PERJUICIOS DE LA SUCCIÓN PROLONGADA:

La prolongación del uso del chupete y biberón puede actuar como factor etiológico o favorecedor de los trastornos en las funciones respiratoria, deglutoria, masticatoria y fonoarticulatoria. Asimismo, las consecuencias del uso prolongado del chupete y biberón se relacionan con las maloclusiones dentales.

Cuando el hábito persiste hasta alrededor de los 3 años de edad presenta menos alteraciones esqueléticas y malformaciones que en edades posteriores. En general, suele afectarse sólo la zona anterior de la oclusión y, después de retirado el estímulo, la oclusión y los maxilares siguen su crecimiento normal2.

Si la succión del chupete persiste después de los 3 años puede generar deformaciones en la oclusión (mordida) y maxilares (superior e inferior) afectando su normal crecimiento.

El uso del chupete como objeto reconfortante en la primera infancia constituye una práctica ampliamente extendida. Sin embargo, el hábito prolongado del mismo puede tener serios efectos nocivos en el desarrollo de las estructuras bucales en función del tipo de hábito, su duración, intensidad y frecuencia, así como de las características biotipológicas del paciente4.

El hábito prolongado de succión del chupete/biberón más allá de la edad considerada evolutivamente normal, predispone la aparición de disfunciones orofaciales y deformaciones óseas.

Estas alteraciones se manifiestan a través de los siguientes signos clínicos: mordida abierta; mordida cruzada; incompetencia labial; respiración oral; babeo diurno o nocturno; deglución atípica; alteraciones de articulación, etc.

Recordemos que un objeto extraño en la boca modifica la postura de reposo lingual. La lengua se posiciona baja, adelantada o se ubica entre los dientes, alejada del paladar donde debe estar.

También sabemos que una función alterada (ej: la deglutoria) creará una reacción en cadena que puede afectar el equilibrio del sistema estomatognático.

En todos los casos el factor tiempo marca la diferencia entre una alteración reversible (una vez eliminado o retirado el estímulo) y otra que amerite tratamiento combinado de Ortodoncia y Logopedia.

Por norma general, la gravedad de cada diagnóstico es directamente proporcional a la tríada: frecuencia, intensidad y duración del hábito de succión (del pulgar, chupete,…).

Se recomiendan los chupetes de tetina ortodóncica con aro cóncavo que se adhieren a los labios del bebé, efectuando los cambios oportunos de tamaños (chupetes y tetinas de los biberones).

Por todo lo que se ha expuesto, son fundamentales la prevención, la detección y la intervención temprana para evitar los perjuicios que ocasionan los hábitos orales más frecuentes en la infancia: chupete, biberón y la succión digital (en especial del pulgar) como lo explicaba en CASO CLÍNICO: SUCCIÓN DIGITAL. DIAGNÓSTICO Y TRATAMIENTO. PREVENCIÓN


TERAPIA MIOFUNCIONAL CON VISIÓN INTERDISCIPLINARIA:

Aunque no en todos los casos de hábitos suctorios nocivos queda explícita la etiología, es indudable que antes de realizar un tratamiento de terapia miofuncional para estimular las funciones orofaciales correctas, es necesario controlar y suprimir cualquier hábito lesivo de succión1.

En general, cualquier hábito de succión que se mantiene más allá de lo esperado (18 meses a 2 años y medio) deberá ser controlado1.

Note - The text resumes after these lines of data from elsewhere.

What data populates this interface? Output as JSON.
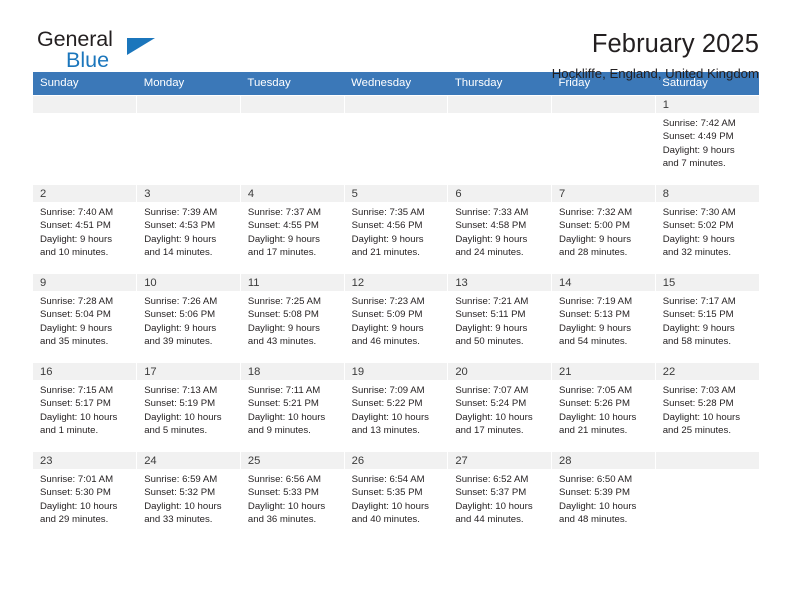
{
  "logo": {
    "primary_text": "General",
    "secondary_text": "Blue",
    "accent_color": "#1b76bc",
    "triangle_icon": "triangle-icon"
  },
  "header": {
    "title": "February 2025",
    "subtitle": "Hockliffe, England, United Kingdom"
  },
  "theme": {
    "header_row_bg": "#3b78b8",
    "header_row_text": "#ffffff",
    "daynum_bg": "#f1f1f1",
    "body_text": "#231f20"
  },
  "weekdays": [
    "Sunday",
    "Monday",
    "Tuesday",
    "Wednesday",
    "Thursday",
    "Friday",
    "Saturday"
  ],
  "weeks": [
    [
      {
        "day": "",
        "sunrise": "",
        "sunset": "",
        "daylight": "",
        "empty": true
      },
      {
        "day": "",
        "sunrise": "",
        "sunset": "",
        "daylight": "",
        "empty": true
      },
      {
        "day": "",
        "sunrise": "",
        "sunset": "",
        "daylight": "",
        "empty": true
      },
      {
        "day": "",
        "sunrise": "",
        "sunset": "",
        "daylight": "",
        "empty": true
      },
      {
        "day": "",
        "sunrise": "",
        "sunset": "",
        "daylight": "",
        "empty": true
      },
      {
        "day": "",
        "sunrise": "",
        "sunset": "",
        "daylight": "",
        "empty": true
      },
      {
        "day": "1",
        "sunrise": "Sunrise: 7:42 AM",
        "sunset": "Sunset: 4:49 PM",
        "daylight": "Daylight: 9 hours and 7 minutes."
      }
    ],
    [
      {
        "day": "2",
        "sunrise": "Sunrise: 7:40 AM",
        "sunset": "Sunset: 4:51 PM",
        "daylight": "Daylight: 9 hours and 10 minutes."
      },
      {
        "day": "3",
        "sunrise": "Sunrise: 7:39 AM",
        "sunset": "Sunset: 4:53 PM",
        "daylight": "Daylight: 9 hours and 14 minutes."
      },
      {
        "day": "4",
        "sunrise": "Sunrise: 7:37 AM",
        "sunset": "Sunset: 4:55 PM",
        "daylight": "Daylight: 9 hours and 17 minutes."
      },
      {
        "day": "5",
        "sunrise": "Sunrise: 7:35 AM",
        "sunset": "Sunset: 4:56 PM",
        "daylight": "Daylight: 9 hours and 21 minutes."
      },
      {
        "day": "6",
        "sunrise": "Sunrise: 7:33 AM",
        "sunset": "Sunset: 4:58 PM",
        "daylight": "Daylight: 9 hours and 24 minutes."
      },
      {
        "day": "7",
        "sunrise": "Sunrise: 7:32 AM",
        "sunset": "Sunset: 5:00 PM",
        "daylight": "Daylight: 9 hours and 28 minutes."
      },
      {
        "day": "8",
        "sunrise": "Sunrise: 7:30 AM",
        "sunset": "Sunset: 5:02 PM",
        "daylight": "Daylight: 9 hours and 32 minutes."
      }
    ],
    [
      {
        "day": "9",
        "sunrise": "Sunrise: 7:28 AM",
        "sunset": "Sunset: 5:04 PM",
        "daylight": "Daylight: 9 hours and 35 minutes."
      },
      {
        "day": "10",
        "sunrise": "Sunrise: 7:26 AM",
        "sunset": "Sunset: 5:06 PM",
        "daylight": "Daylight: 9 hours and 39 minutes."
      },
      {
        "day": "11",
        "sunrise": "Sunrise: 7:25 AM",
        "sunset": "Sunset: 5:08 PM",
        "daylight": "Daylight: 9 hours and 43 minutes."
      },
      {
        "day": "12",
        "sunrise": "Sunrise: 7:23 AM",
        "sunset": "Sunset: 5:09 PM",
        "daylight": "Daylight: 9 hours and 46 minutes."
      },
      {
        "day": "13",
        "sunrise": "Sunrise: 7:21 AM",
        "sunset": "Sunset: 5:11 PM",
        "daylight": "Daylight: 9 hours and 50 minutes."
      },
      {
        "day": "14",
        "sunrise": "Sunrise: 7:19 AM",
        "sunset": "Sunset: 5:13 PM",
        "daylight": "Daylight: 9 hours and 54 minutes."
      },
      {
        "day": "15",
        "sunrise": "Sunrise: 7:17 AM",
        "sunset": "Sunset: 5:15 PM",
        "daylight": "Daylight: 9 hours and 58 minutes."
      }
    ],
    [
      {
        "day": "16",
        "sunrise": "Sunrise: 7:15 AM",
        "sunset": "Sunset: 5:17 PM",
        "daylight": "Daylight: 10 hours and 1 minute."
      },
      {
        "day": "17",
        "sunrise": "Sunrise: 7:13 AM",
        "sunset": "Sunset: 5:19 PM",
        "daylight": "Daylight: 10 hours and 5 minutes."
      },
      {
        "day": "18",
        "sunrise": "Sunrise: 7:11 AM",
        "sunset": "Sunset: 5:21 PM",
        "daylight": "Daylight: 10 hours and 9 minutes."
      },
      {
        "day": "19",
        "sunrise": "Sunrise: 7:09 AM",
        "sunset": "Sunset: 5:22 PM",
        "daylight": "Daylight: 10 hours and 13 minutes."
      },
      {
        "day": "20",
        "sunrise": "Sunrise: 7:07 AM",
        "sunset": "Sunset: 5:24 PM",
        "daylight": "Daylight: 10 hours and 17 minutes."
      },
      {
        "day": "21",
        "sunrise": "Sunrise: 7:05 AM",
        "sunset": "Sunset: 5:26 PM",
        "daylight": "Daylight: 10 hours and 21 minutes."
      },
      {
        "day": "22",
        "sunrise": "Sunrise: 7:03 AM",
        "sunset": "Sunset: 5:28 PM",
        "daylight": "Daylight: 10 hours and 25 minutes."
      }
    ],
    [
      {
        "day": "23",
        "sunrise": "Sunrise: 7:01 AM",
        "sunset": "Sunset: 5:30 PM",
        "daylight": "Daylight: 10 hours and 29 minutes."
      },
      {
        "day": "24",
        "sunrise": "Sunrise: 6:59 AM",
        "sunset": "Sunset: 5:32 PM",
        "daylight": "Daylight: 10 hours and 33 minutes."
      },
      {
        "day": "25",
        "sunrise": "Sunrise: 6:56 AM",
        "sunset": "Sunset: 5:33 PM",
        "daylight": "Daylight: 10 hours and 36 minutes."
      },
      {
        "day": "26",
        "sunrise": "Sunrise: 6:54 AM",
        "sunset": "Sunset: 5:35 PM",
        "daylight": "Daylight: 10 hours and 40 minutes."
      },
      {
        "day": "27",
        "sunrise": "Sunrise: 6:52 AM",
        "sunset": "Sunset: 5:37 PM",
        "daylight": "Daylight: 10 hours and 44 minutes."
      },
      {
        "day": "28",
        "sunrise": "Sunrise: 6:50 AM",
        "sunset": "Sunset: 5:39 PM",
        "daylight": "Daylight: 10 hours and 48 minutes."
      },
      {
        "day": "",
        "sunrise": "",
        "sunset": "",
        "daylight": "",
        "empty": true
      }
    ]
  ]
}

Es bien sabido que restablecer lo fisiológico no es tarea fácil y cuanto más tarde se inicie el proceso, peor será para el paciente.

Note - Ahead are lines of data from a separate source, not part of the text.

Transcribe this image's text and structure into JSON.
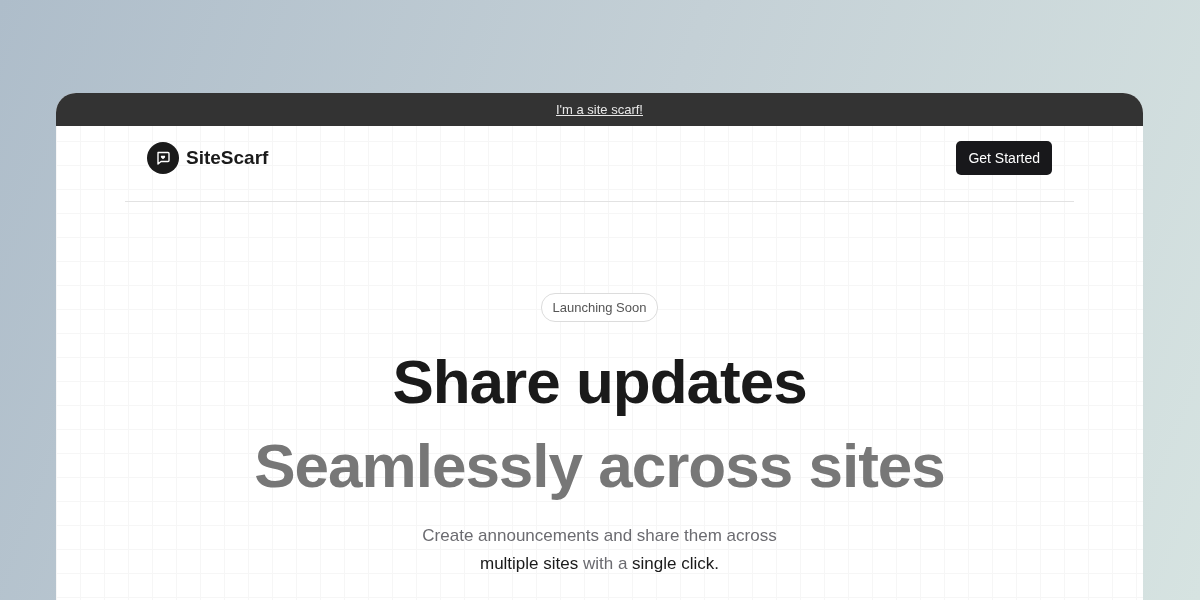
{
  "banner": {
    "link": "I'm a site scarf!"
  },
  "nav": {
    "brand": "SiteScarf",
    "button": "Get Started"
  },
  "hero": {
    "badge": "Launching Soon",
    "title": "Share updates",
    "subtitle": "Seamlessly across sites",
    "description": "Create announcements and share them across **multiple sites** with a **single click.**"
  }
}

Coincido con Segovia (1988) que mediante la terapia miofuncional se pueden obtener cambios espectaculares de la oclusión dentaria.

Cuando nos disponemos a reeducar disfunciones musculares del Sistema Estomatognático, partimos de un diagnóstico, arriesgamos un pronóstico y aplicamos una terapéutica1.

En terapia miofuncional orofacial el trabajo en equipo es imprescindible porque la comunicación, el intercambio de conocimientos, criterios,… entre sus integrantes, beneficia al paciente que es atendido bajo el principio de interdisciplinariedad.

En esta línea de actuación, el logopeda planifica un tratamiento etiológico según cada paciente y en coordinación con el resto de los profesionales (ortodoncista, cirujano maxilofacial, odontólogo,…).

La actuación del logopeda en las diferentes áreas antes mencionadas, será la corrección de los desequilibrios musculares del sistema estomatognático y la rehabilitación de las funciones alteradas con una visión multidisciplinaria.

Su misión es garantizar un adecuado proceso de rehabilitación personalizado y encaminado al logro de la armonía morfofuncional (forma y función), con beneficios directos en la estética facial, la salud oral y global del paciente.


PREVENCIÓN - DETECCIÓN TEMPRANA:

Es necesario detectar a tiempo los signos de alerta para acudir al profesional pertinente (Logopedia, Neuropediatría, Otorrinolaringología, Odontopediatría, Ortodoncia,…).

La detección precoz de los signos de alerta es esencial para iniciar un trabajo de estimulación o intervención de las funciones orofaciales alteradas.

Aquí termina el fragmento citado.